Frequently Asked Questions

Does JSON support comments?

No. Comments were deliberately excluded from JSON by Douglas Crockford. He later explained that allowing comments would enable people to use JSON as a config file format and add parsing directives — which would break interoperability. If you need comments in config files, use JSONC (JSON with Comments, used by VS Code) or JSON5. For everything else, keep documentation in a separate file.

Is JSON the same as a JavaScript object literal?

No — JSON is a strict subset of JavaScript object syntax. Key differences: JSON requires double quotes on all keys (JS allows unquoted), JSON forbids trailing commas (JS allows them), JSON forbids comments (JS allows them), and JSON forbids undefined as a value. You can always safely embed valid JSON in a JavaScript file, but not vice versa.

What's the difference between RFC 8259 and ECMA-404?

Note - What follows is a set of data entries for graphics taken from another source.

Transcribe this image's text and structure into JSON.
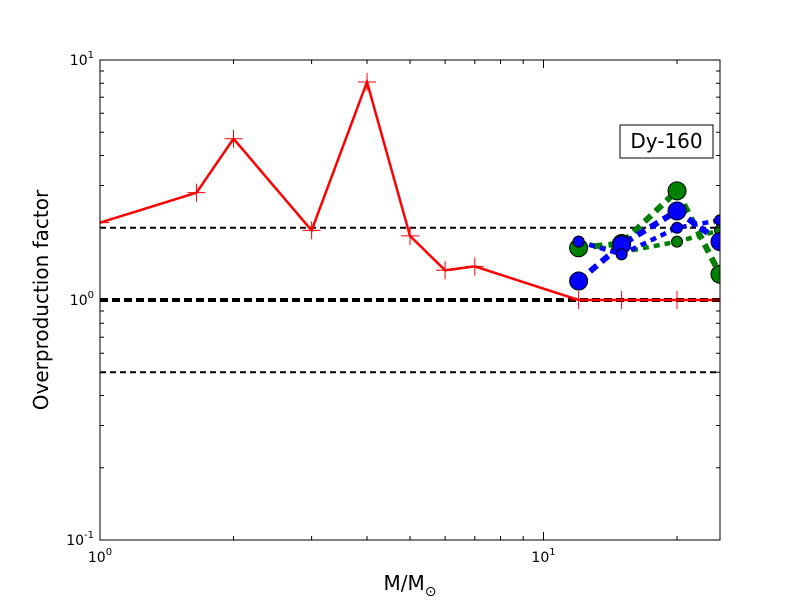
{
  "chart_data": {
    "type": "line",
    "xscale": "log",
    "yscale": "log",
    "xlim": [
      1,
      25
    ],
    "ylim": [
      0.1,
      10
    ],
    "x_ticks": [
      {
        "value": 1,
        "base": "10",
        "exp": "0"
      },
      {
        "value": 10,
        "base": "10",
        "exp": "1"
      }
    ],
    "y_ticks": [
      {
        "value": 0.1,
        "base": "10",
        "exp": "-1"
      },
      {
        "value": 1,
        "base": "10",
        "exp": "0"
      },
      {
        "value": 10,
        "base": "10",
        "exp": "1"
      }
    ],
    "xlabel": "M/M",
    "xlabel_sub": "⊙",
    "ylabel": "Overproduction factor",
    "annotation": "Dy-160",
    "grid": false,
    "reference_lines": [
      {
        "y": 2.0,
        "style": "dashed",
        "color": "#000000",
        "width": "thin"
      },
      {
        "y": 1.0,
        "style": "dashed",
        "color": "#000000",
        "width": "thick"
      },
      {
        "y": 0.5,
        "style": "dashed",
        "color": "#000000",
        "width": "thin"
      }
    ],
    "series": [
      {
        "style": "solid",
        "color": "#ff0000",
        "marker": "plus",
        "x": [
          1,
          1.65,
          2,
          3,
          4,
          5,
          6,
          7,
          12,
          15,
          20,
          25
        ],
        "y": [
          2.1,
          2.8,
          4.7,
          1.95,
          8.1,
          1.85,
          1.33,
          1.38,
          1.0,
          1.0,
          1.0,
          1.0
        ]
      },
      {
        "style": "dotted",
        "color": "#008000",
        "marker": "circle-large",
        "x": [
          12,
          15,
          20,
          25
        ],
        "y": [
          1.65,
          1.72,
          2.85,
          1.28
        ]
      },
      {
        "style": "dotted",
        "color": "#008000",
        "marker": "circle-small",
        "x": [
          12,
          15,
          20,
          25
        ],
        "y": [
          1.75,
          1.58,
          1.75,
          1.95
        ]
      },
      {
        "style": "dotted",
        "color": "#0000ff",
        "marker": "circle-large",
        "x": [
          12,
          15,
          20,
          25
        ],
        "y": [
          1.2,
          1.7,
          2.35,
          1.75
        ]
      },
      {
        "style": "dotted",
        "color": "#0000ff",
        "marker": "circle-small",
        "x": [
          12,
          15,
          20,
          25
        ],
        "y": [
          1.75,
          1.55,
          2.0,
          2.15
        ]
      }
    ]
  }
}
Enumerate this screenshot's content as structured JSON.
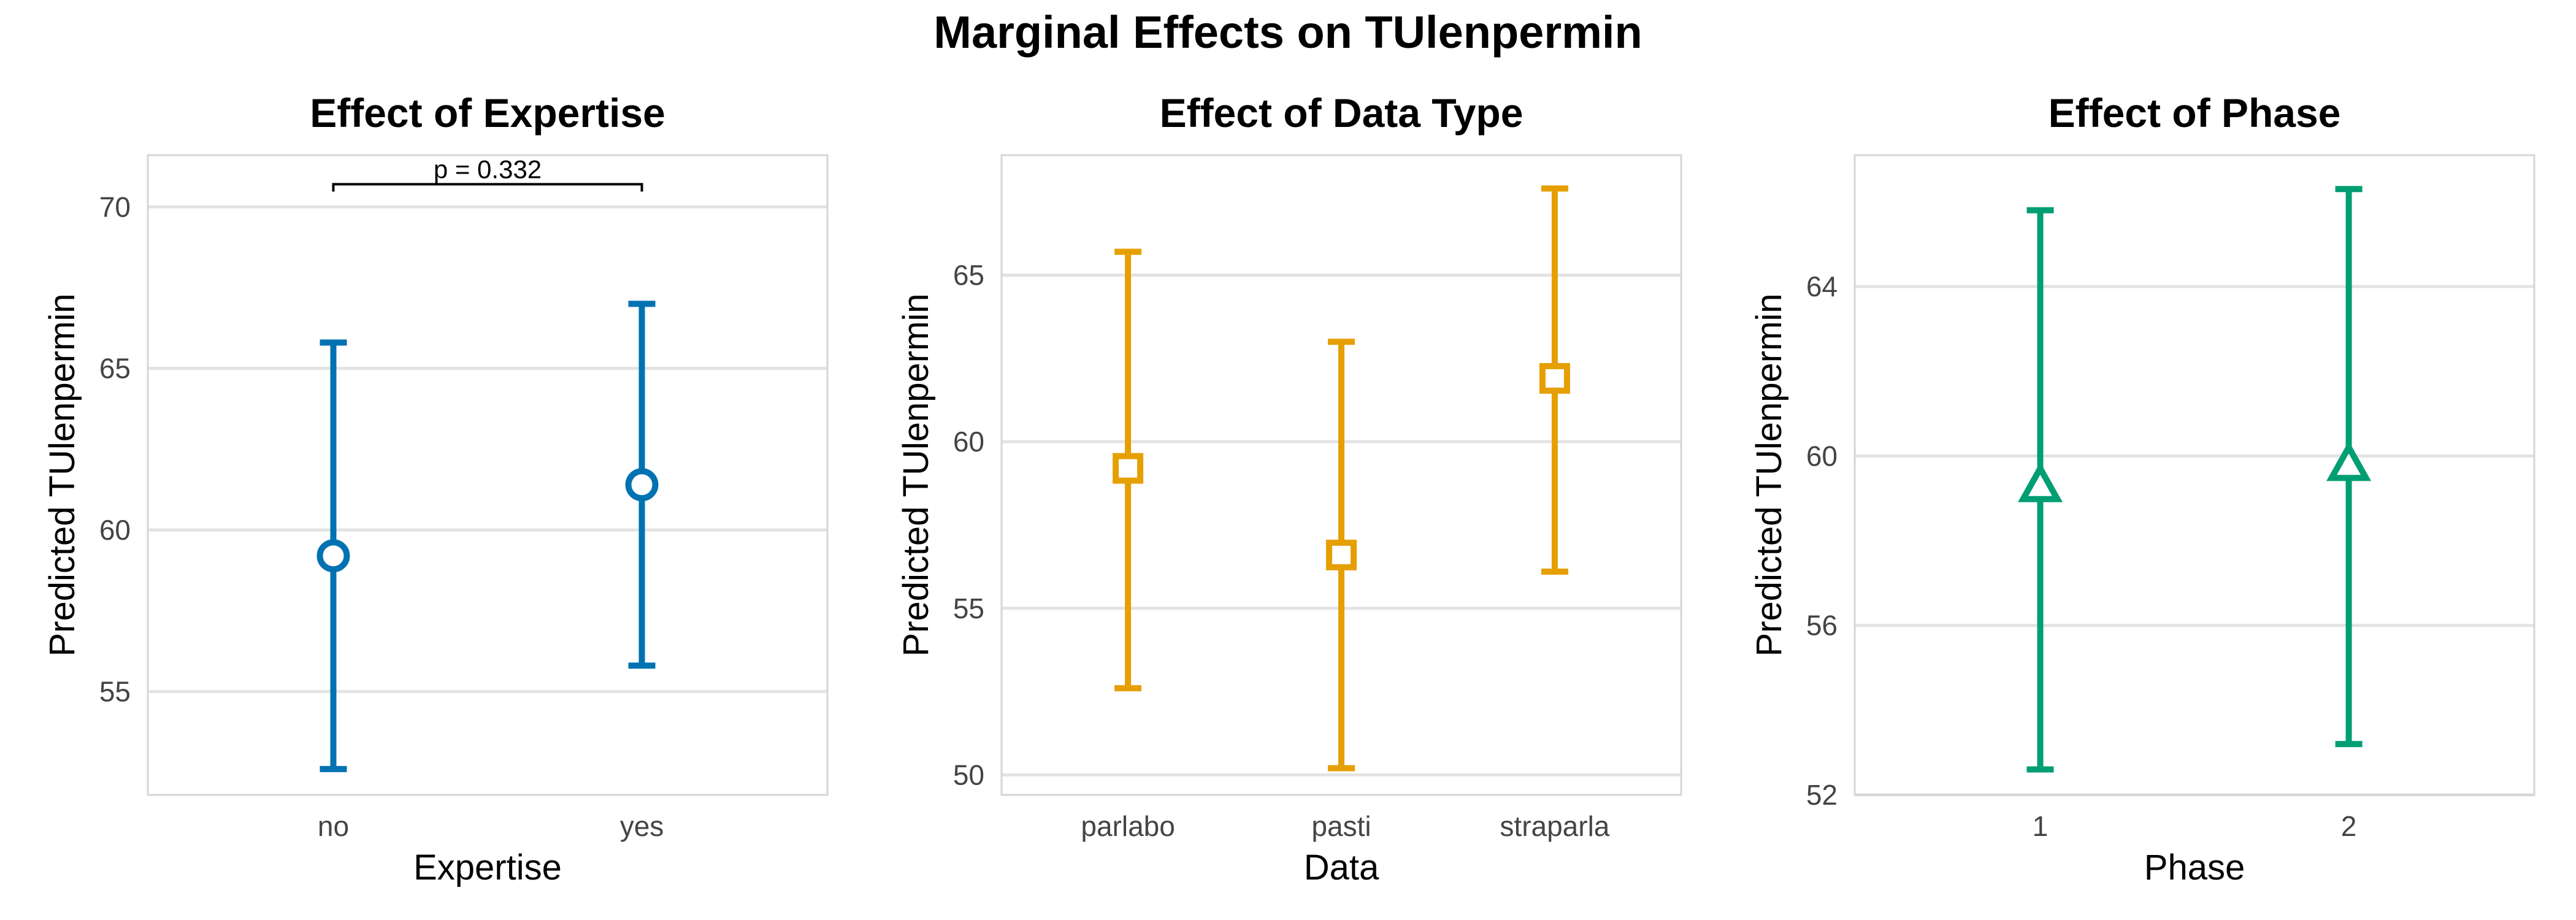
{
  "figure": {
    "title": "Marginal Effects on TUlenpermin"
  },
  "chart_data": [
    {
      "type": "scatter",
      "title": "Effect of Expertise",
      "xlabel": "Expertise",
      "ylabel": "Predicted TUlenpermin",
      "categories": [
        "no",
        "yes"
      ],
      "series": [
        {
          "estimate": [
            59.2,
            61.4
          ],
          "lower": [
            52.6,
            55.8
          ],
          "upper": [
            65.8,
            67.0
          ]
        }
      ],
      "ylim": [
        51.8,
        71.6
      ],
      "yticks": [
        55,
        60,
        65,
        70
      ],
      "marker": "circle",
      "color": "#0072B2",
      "grid": true,
      "annotations": [
        {
          "text": "p = 0.332",
          "from": "no",
          "to": "yes",
          "y": 70.7
        }
      ]
    },
    {
      "type": "scatter",
      "title": "Effect of Data Type",
      "xlabel": "Data",
      "ylabel": "Predicted TUlenpermin",
      "categories": [
        "parlabo",
        "pasti",
        "straparla"
      ],
      "series": [
        {
          "estimate": [
            59.2,
            56.6,
            61.9
          ],
          "lower": [
            52.6,
            50.2,
            56.1
          ],
          "upper": [
            65.7,
            63.0,
            67.6
          ]
        }
      ],
      "ylim": [
        49.4,
        68.6
      ],
      "yticks": [
        50,
        55,
        60,
        65
      ],
      "marker": "square",
      "color": "#E69F00",
      "grid": true,
      "annotations": []
    },
    {
      "type": "scatter",
      "title": "Effect of Phase",
      "xlabel": "Phase",
      "ylabel": "Predicted TUlenpermin",
      "categories": [
        "1",
        "2"
      ],
      "series": [
        {
          "estimate": [
            59.3,
            59.8
          ],
          "lower": [
            52.6,
            53.2
          ],
          "upper": [
            65.8,
            66.3
          ]
        }
      ],
      "ylim": [
        52.0,
        67.1
      ],
      "yticks": [
        52,
        56,
        60,
        64
      ],
      "marker": "triangle",
      "color": "#009E73",
      "grid": true,
      "annotations": []
    }
  ]
}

Both are authoritative standards for JSON, and they describe the same grammar. The key difference is scope: ECMA-404 is a pure grammar specification — it defines only what is syntactically valid JSON. RFC 8259 adds interoperability guidance on top: it mandates UTF-8 for networked JSON, recommends against duplicate keys, and addresses security concerns. For building real systems, follow RFC 8259.

How do I handle large JSON files in Python without running out of memory?

For large JSON files, use a streaming parser like ijson — it lets you parse incrementally without loading the whole file into memory. Alternatively, consider whether your data should be in JSONL format instead, which is natively streamable line-by-line.

Why is JSON preferred over XML in modern APIs?

JSON is lighter (no opening/closing tags), maps directly to data structures in most programming languages, is faster to parse, and is more readable at a glance. XML remains useful for documents with mixed content (text and tags), namespace requirements, or rich schema validation — but for data-only APIs, JSON won every practical comparison.